How Could I Have Reacted?
I gave the family the benefit of the doubt. It's rather impossible to believe, because I would have woken someone on to apologize if I spilled a glass of red wine on them, instead of turning off the lights in hopes that they wouldn't discover the damage.
I immediately started coming up with reasons why they wouldn’t have acknowledged throwing up on someone. It was dark(?) their child was sick(?) they must have been worried about the child(?) and wanted to minimize the amount of attention drawn to them on the fully booked flight(?)
My reaction could have been to start a scene, instead I decided to see how the parents would react if I told them their child had thrown up on me.
So I gently let the mom know that “hi, not sure if you are aware but your child threw up on me while I was asleep. I just had to change out of my entire outfit.” The reaction I got was stunning.
First, she gave me a wide-eyed stare that told me she knew but didn’t want to acknowledge it; then after gathering herself she announced “oh, I’m sorry.” She then went back to cleaning her child’s seat.
The lesson here is that these parents have taught their child to cover up their wrongs, and by doing so, are teaching their next generation that they should take care of themselves first, and downplay the wrongs they commit to others. Through this situation they have let their child know that it is OKAY to throw up on someone and not apologize for it.

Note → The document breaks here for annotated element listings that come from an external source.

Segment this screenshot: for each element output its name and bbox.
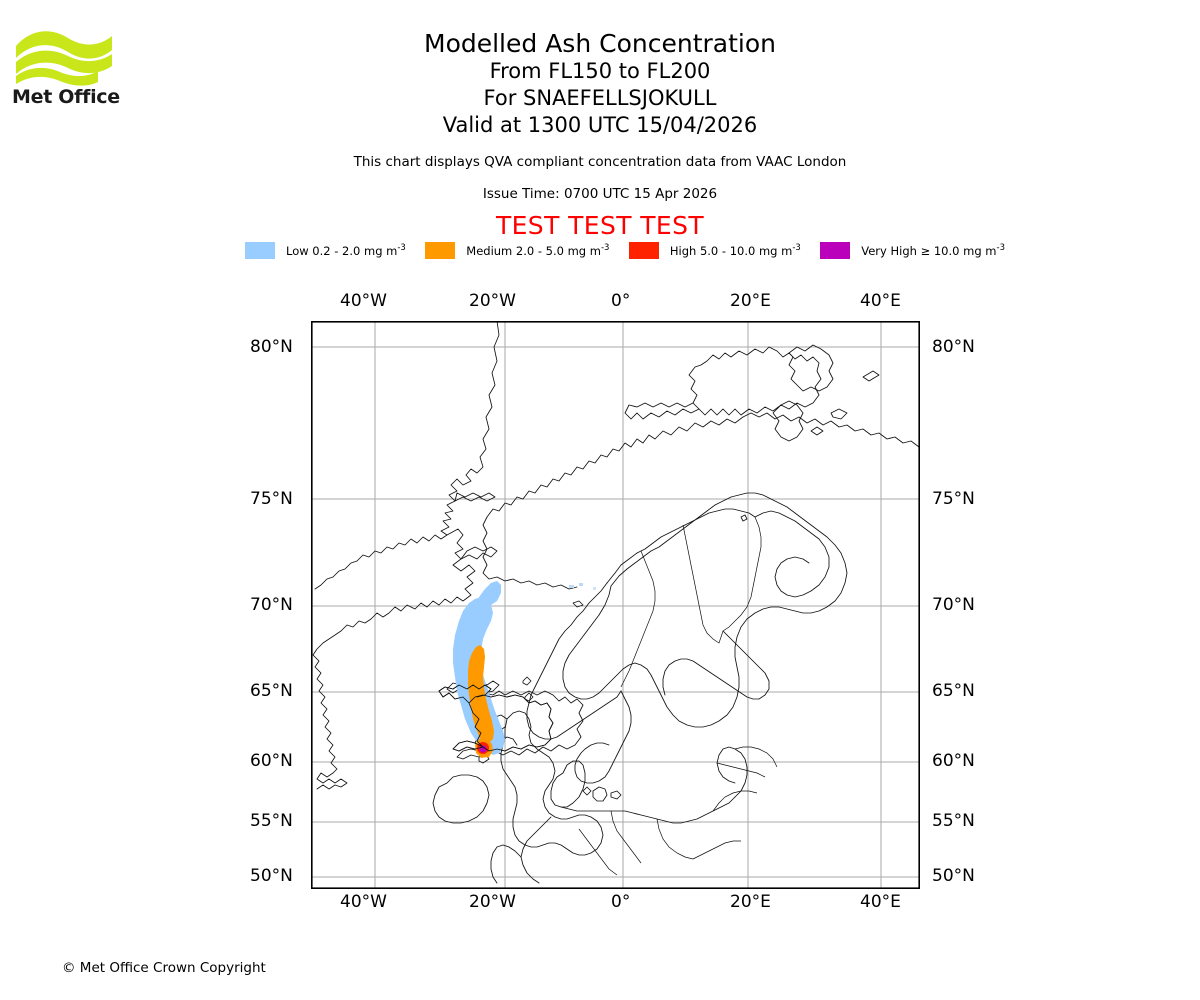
lon-tick-bottom-40e: 40°E <box>860 892 901 912</box>
concentration-legend: Low 0.2 - 2.0 mg m-3 Medium 2.0 - 5.0 mg… <box>245 240 1005 260</box>
legend-swatch-very-high <box>820 241 851 259</box>
plume-speck-3 <box>593 587 596 590</box>
legend-label-very-high: Very High ≥ 10.0 mg m-3 <box>861 242 1005 258</box>
graticule-meridians <box>374 321 882 889</box>
europe-coastlines <box>490 508 830 884</box>
copyright-notice: © Met Office Crown Copyright <box>62 960 266 976</box>
lat-tick-right-60n: 60°N <box>932 751 975 771</box>
lat-tick-left-60n: 60°N <box>250 751 293 771</box>
lon-tick-top-20e: 20°E <box>730 291 771 311</box>
legend-label-medium: Medium 2.0 - 5.0 mg m-3 <box>466 242 610 258</box>
coastlines <box>312 321 920 796</box>
legend-item-low: Low 0.2 - 2.0 mg m-3 <box>245 241 406 259</box>
legend-item-medium: Medium 2.0 - 5.0 mg m-3 <box>425 241 610 259</box>
lat-tick-right-70n: 70°N <box>932 595 975 615</box>
ash-concentration-map[interactable] <box>311 321 920 889</box>
lat-tick-right-75n: 75°N <box>932 489 975 509</box>
scandinavia-coastlines <box>562 492 848 728</box>
legend-swatch-medium <box>425 241 456 259</box>
legend-label-high: High 5.0 - 10.0 mg m-3 <box>669 242 801 258</box>
lat-tick-right-80n: 80°N <box>932 337 975 357</box>
british-isles-coastlines <box>432 676 604 856</box>
lat-tick-left-55n: 55°N <box>250 811 293 831</box>
legend-swatch-low <box>245 241 275 259</box>
lat-tick-left-70n: 70°N <box>250 595 293 615</box>
valid-time-subtitle: Valid at 1300 UTC 15/04/2026 <box>442 113 758 137</box>
lat-tick-left-65n: 65°N <box>250 681 293 701</box>
iceland-overlay-coastline <box>438 684 554 752</box>
legend-swatch-high <box>628 241 659 259</box>
lon-tick-top-20w: 20°W <box>469 291 516 311</box>
graticule-parallels <box>311 346 920 878</box>
lon-tick-top-40w: 40°W <box>340 291 387 311</box>
flight-level-subtitle: From FL150 to FL200 <box>489 59 711 84</box>
lat-tick-right-50n: 50°N <box>932 866 975 886</box>
map-frame <box>311 321 920 889</box>
volcano-subtitle: For SNAEFELLSJOKULL <box>483 86 717 111</box>
ash-plume <box>453 581 596 758</box>
met-office-logo: Met Office <box>12 24 122 114</box>
lat-tick-left-75n: 75°N <box>250 489 293 509</box>
lat-tick-left-50n: 50°N <box>250 866 293 886</box>
qva-note: This chart displays QVA compliant concen… <box>353 153 847 170</box>
map-canvas[interactable] <box>311 321 920 889</box>
lon-tick-bottom-20w: 20°W <box>469 892 516 912</box>
logo-waves-icon <box>16 31 112 86</box>
test-banner: TEST TEST TEST <box>495 210 705 240</box>
plume-medium-area <box>468 645 494 743</box>
issue-time: Issue Time: 0700 UTC 15 Apr 2026 <box>482 185 718 202</box>
lat-tick-right-65n: 65°N <box>932 681 975 701</box>
legend-item-very-high: Very High ≥ 10.0 mg m-3 <box>820 241 1005 259</box>
lon-tick-bottom-20e: 20°E <box>730 892 771 912</box>
legend-item-high: High 5.0 - 10.0 mg m-3 <box>628 241 801 259</box>
lon-tick-bottom-0: 0° <box>611 892 631 912</box>
logo-wordmark: Met Office <box>12 86 120 108</box>
lon-tick-top-0: 0° <box>611 291 631 311</box>
legend-label-low: Low 0.2 - 2.0 mg m-3 <box>286 242 406 258</box>
plume-speck-2 <box>579 583 583 586</box>
plume-low-lobe-north <box>479 581 501 605</box>
lon-tick-top-40e: 40°E <box>860 291 901 311</box>
plume-speck-1 <box>569 585 574 588</box>
lat-tick-right-55n: 55°N <box>932 811 975 831</box>
lat-tick-left-80n: 80°N <box>250 337 293 357</box>
page-title: Modelled Ash Concentration <box>424 29 776 58</box>
title-block: Modelled Ash Concentration From FL150 to… <box>0 0 1200 240</box>
lon-tick-bottom-40w: 40°W <box>340 892 387 912</box>
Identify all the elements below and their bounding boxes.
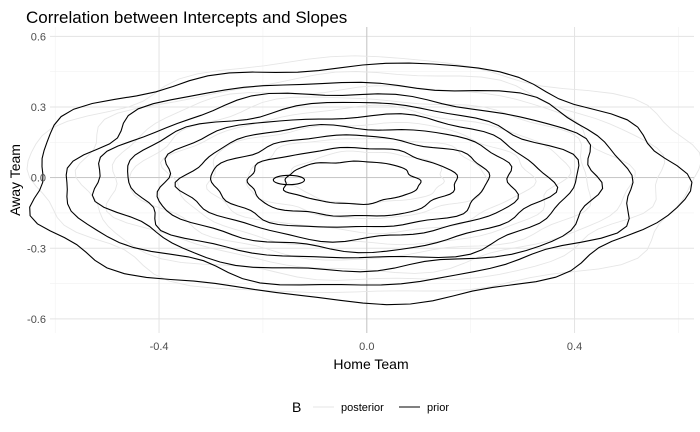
x-tick-label: 0.0 [359, 341, 374, 353]
prior-contour-line [209, 134, 491, 228]
legend: B posterior prior [292, 399, 449, 415]
y-tick-label: 0.6 [31, 31, 46, 43]
y-tick-label: -0.3 [27, 243, 46, 255]
legend-label-prior: prior [427, 402, 449, 414]
prior-contour-line [246, 146, 459, 217]
prior-contour-line [174, 123, 519, 243]
posterior-contour-line [206, 121, 537, 235]
posterior-contours [26, 55, 700, 293]
posterior-contour-line [26, 55, 700, 293]
prior-contour-line [156, 113, 559, 254]
prior-contour-line [29, 62, 693, 306]
y-axis-title: Away Team [7, 144, 23, 216]
prior-contour-line [127, 101, 580, 259]
chart-title: Correlation between Intercepts and Slope… [26, 8, 347, 27]
x-axis-title: Home Team [333, 356, 408, 372]
prior-contour-line [65, 81, 634, 286]
posterior-contour-line [245, 138, 488, 220]
prior-contours [29, 62, 693, 306]
legend-label-posterior: posterior [341, 402, 384, 414]
legend-title: B [292, 399, 301, 415]
prior-contour-line [91, 92, 604, 273]
posterior-contour-line [160, 104, 572, 246]
grid [50, 27, 694, 333]
x-tick-label: -0.4 [150, 341, 169, 353]
y-tick-label: 0.3 [31, 102, 46, 114]
y-tick-label: -0.6 [27, 314, 46, 326]
y-tick-label: 0.0 [31, 173, 46, 185]
prior-peak-contour [272, 174, 306, 186]
posterior-contour-line [105, 85, 636, 274]
prior-contour-line [282, 160, 422, 206]
posterior-contour-line [74, 71, 666, 281]
posterior-contour-line [128, 96, 592, 261]
tick-labels: -0.4 0.0 0.4 -0.6 -0.3 0.0 0.3 0.6 [27, 31, 582, 353]
x-tick-label: 0.4 [567, 341, 582, 353]
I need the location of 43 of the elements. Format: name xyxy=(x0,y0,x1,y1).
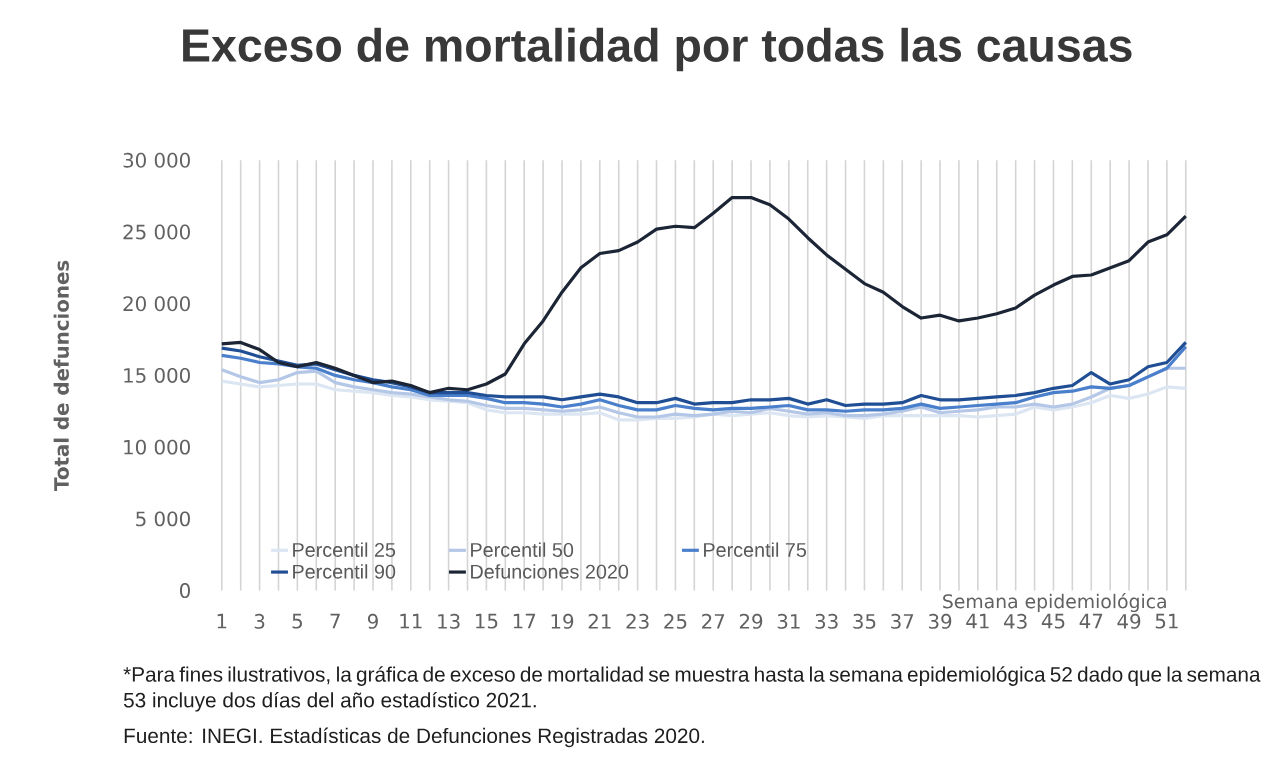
text: *Para fines ilustrativos, la gráfica de exceso de mortalidad se muestra hasta la semana epidemiológica 52 dado que la semana 53 incluye dos días del año estadístico 2021. xyxy=(123,666,1261,712)
x-tick-label: 13 xyxy=(438,614,460,630)
x-tick-label: 45 xyxy=(1041,614,1065,629)
x-tick-label: 31 xyxy=(777,614,800,630)
y-tick-label: 5 000 xyxy=(136,511,190,527)
y-tick-label: 15 000 xyxy=(124,368,190,384)
chart-title: Exceso de mortalidad por todas las causas xyxy=(183,27,1132,72)
legend-label: Percentil 50 xyxy=(471,542,574,558)
x-axis-title: Semana epidemiológica xyxy=(943,593,1166,613)
x-tick-label: 51 xyxy=(1155,614,1178,629)
x-tick-label: 5 xyxy=(292,614,302,629)
x-tick-label: 1 xyxy=(217,614,227,629)
x-tick-label: 19 xyxy=(551,614,574,630)
y-axis-title: Total de defunciones xyxy=(53,260,69,492)
x-tick-label: 7 xyxy=(330,614,340,629)
legend-label: Percentil 75 xyxy=(704,542,807,558)
x-tick-label: 11 xyxy=(400,614,422,629)
x-tick-label: 43 xyxy=(1004,614,1027,630)
y-tick-label: 25 000 xyxy=(123,224,190,240)
x-tick-label: 29 xyxy=(739,614,763,630)
legend-label: Percentil 25 xyxy=(293,542,396,558)
x-tick-label: 23 xyxy=(626,614,649,630)
x-tick-label: 9 xyxy=(367,614,378,630)
x-tick-label: 17 xyxy=(513,614,536,629)
x-tick-label: 47 xyxy=(1079,614,1103,629)
x-tick-label: 3 xyxy=(254,614,265,630)
x-tick-label: 37 xyxy=(891,614,914,630)
x-tick-label: 27 xyxy=(702,614,725,629)
legend-label: Defunciones 2020 xyxy=(471,564,629,579)
x-tick-label: 41 xyxy=(966,614,989,629)
x-tick-label: 33 xyxy=(815,614,838,630)
y-tick-label: 10 000 xyxy=(124,439,190,455)
source-note: Fuente: INEGI. Estadísticas de Defunciones Registradas 2020. xyxy=(124,727,704,748)
x-tick-label: 25 xyxy=(664,614,687,630)
x-tick-label: 35 xyxy=(853,614,876,630)
y-tick-label: 20 000 xyxy=(123,296,190,312)
y-tick-label: 30 000 xyxy=(123,152,190,168)
legend-label: Percentil 90 xyxy=(293,564,396,579)
x-tick-label: 21 xyxy=(588,614,611,629)
x-tick-label: 39 xyxy=(928,614,952,630)
y-tick-label: 0 xyxy=(180,583,190,599)
x-tick-label: 15 xyxy=(475,614,498,629)
x-tick-label: 49 xyxy=(1117,614,1141,630)
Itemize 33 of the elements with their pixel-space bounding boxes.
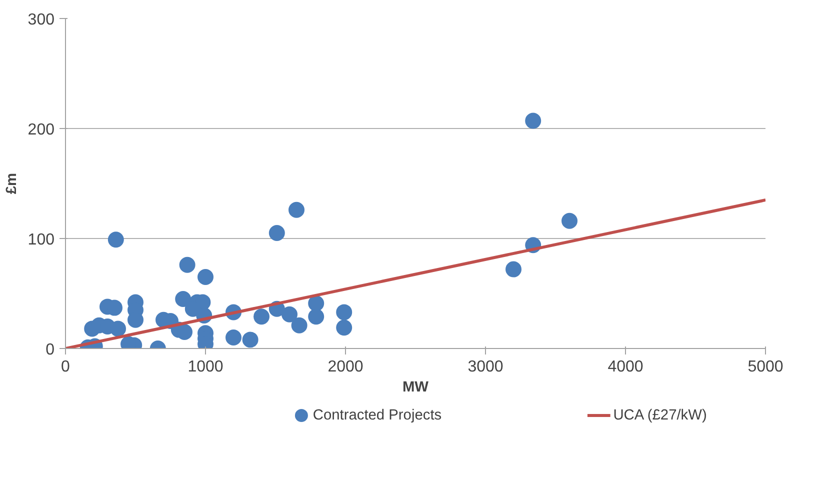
point [254, 308, 270, 325]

Let’s make it clear that it’s not the first time I’ve encountered child throw up, taking care of my niece has given me plenty of opportunities to experience it first hand, so I was a really good sport about it, surprising the flight attendants as they expected my reaction to be much worse. For the rest of the flight, 3 hours of the 5 hours from Hawaii to Vancouver, the parents went back to sleep, not once voicing an apology or offering to clean my soiled clothing.
What Would You Do To Teach Your Child The Right Morals?
The situation made me reflect upon what I would have done as a parent if my child did the exact same thing.
I would have apologized profusely on behalf of my child, asked my child to apologize, and then insisted on picking up the dry cleaning tab.
The above process shows the child that their parents owe up to responsibility, and the child is held accountable for their actions (accident or not), and that we must right the wrongs committed (pick up the dry cleaning bill!)
Now, the question for you is, what would YOU have done?